New research from e-scooter operator Neuron Mobility has found its riders injected a total of $448 million into the Australian economy.

The study, released last week, revealed each of the company’s rental e-scooters contributed an average of $70,000 to local economies.

That amounted to a total of $448 million in the 12 locations where Neuron operates e-scooters in Australia, including Adelaide, Ballarat, Brisbane, Bundaberg, Canberra, Darwin, Hobart, Launceston, Melbourne, Perth, Rockhampton and Townsville.

This year’s research, entitled Shared Rides, Shared Wealth, delved deeper into the statistics to show riders spent an average of $65 per trip.

Two-thirds of e-scooter journeys in Australia result in a purchase from a local business, and 10% of trips wouldn’t have happened at all if the e-scooters weren’t available.

Asked where they spend money during their e-scooter trips, 34% of respondents said they made purchases at shopping venues, 45% at a restaurant or cafe, and 17% at a leisure and recreational venue like the gym or local event.

Neuron’s Neighbourhood Connect program supports local businesses through in-app promotions, designated parking locations and rider rewards.

Most riders said they used e-scooters to explore their cities (73%), while many also made purposeful journeys like commuting to work or study (37%), running errands such as shopping (28%) and getting to appointments (22%).

Research from Griffith University, conducted in partnership with Neuron Mobility in Townsville, also supports the economic benefits e-scooters are bringing to cities, finding that tourists who use e-scooters visit more local attractions and spend more money. The most avid e-scooter riders, who were in the top third of users by distance travelled, spent 42% more per day than the least active users in the bottom third.

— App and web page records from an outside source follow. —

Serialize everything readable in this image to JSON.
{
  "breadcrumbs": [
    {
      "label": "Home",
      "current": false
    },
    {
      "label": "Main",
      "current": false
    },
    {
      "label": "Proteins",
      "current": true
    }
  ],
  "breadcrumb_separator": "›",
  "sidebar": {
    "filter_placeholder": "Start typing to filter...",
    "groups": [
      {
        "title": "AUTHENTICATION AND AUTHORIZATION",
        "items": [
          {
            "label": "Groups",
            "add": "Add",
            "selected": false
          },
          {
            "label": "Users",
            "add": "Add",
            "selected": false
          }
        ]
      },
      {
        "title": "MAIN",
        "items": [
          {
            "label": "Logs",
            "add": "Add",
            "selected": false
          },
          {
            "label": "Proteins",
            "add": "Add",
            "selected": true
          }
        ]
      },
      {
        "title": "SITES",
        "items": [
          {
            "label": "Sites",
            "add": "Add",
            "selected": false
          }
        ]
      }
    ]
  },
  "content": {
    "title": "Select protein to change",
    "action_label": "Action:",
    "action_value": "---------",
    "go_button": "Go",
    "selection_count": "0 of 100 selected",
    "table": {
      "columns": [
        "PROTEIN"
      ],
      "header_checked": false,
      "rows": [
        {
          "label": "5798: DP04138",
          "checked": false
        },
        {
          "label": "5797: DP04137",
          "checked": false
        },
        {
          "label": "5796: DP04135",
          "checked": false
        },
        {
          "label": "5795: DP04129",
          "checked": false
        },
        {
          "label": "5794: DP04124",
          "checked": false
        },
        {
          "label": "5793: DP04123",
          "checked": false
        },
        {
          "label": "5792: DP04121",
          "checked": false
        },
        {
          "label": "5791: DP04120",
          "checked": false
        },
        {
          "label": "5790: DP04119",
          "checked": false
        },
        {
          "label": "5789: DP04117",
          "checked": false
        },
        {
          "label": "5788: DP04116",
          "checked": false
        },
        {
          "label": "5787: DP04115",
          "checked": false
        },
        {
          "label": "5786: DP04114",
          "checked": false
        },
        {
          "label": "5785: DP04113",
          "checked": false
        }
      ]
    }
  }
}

In Australia, e-scooters are proving to be an essential part of the transport mix, serving as a first- and last-mile solution to fill gaps in the city’s wider public transport network. By running 24/7, they are also helping to boost the night-time economy and support night-shift workers. One example showed 24% of trips starting and ending at Royal Adelaide Hospital were happening between 10pm and 6am.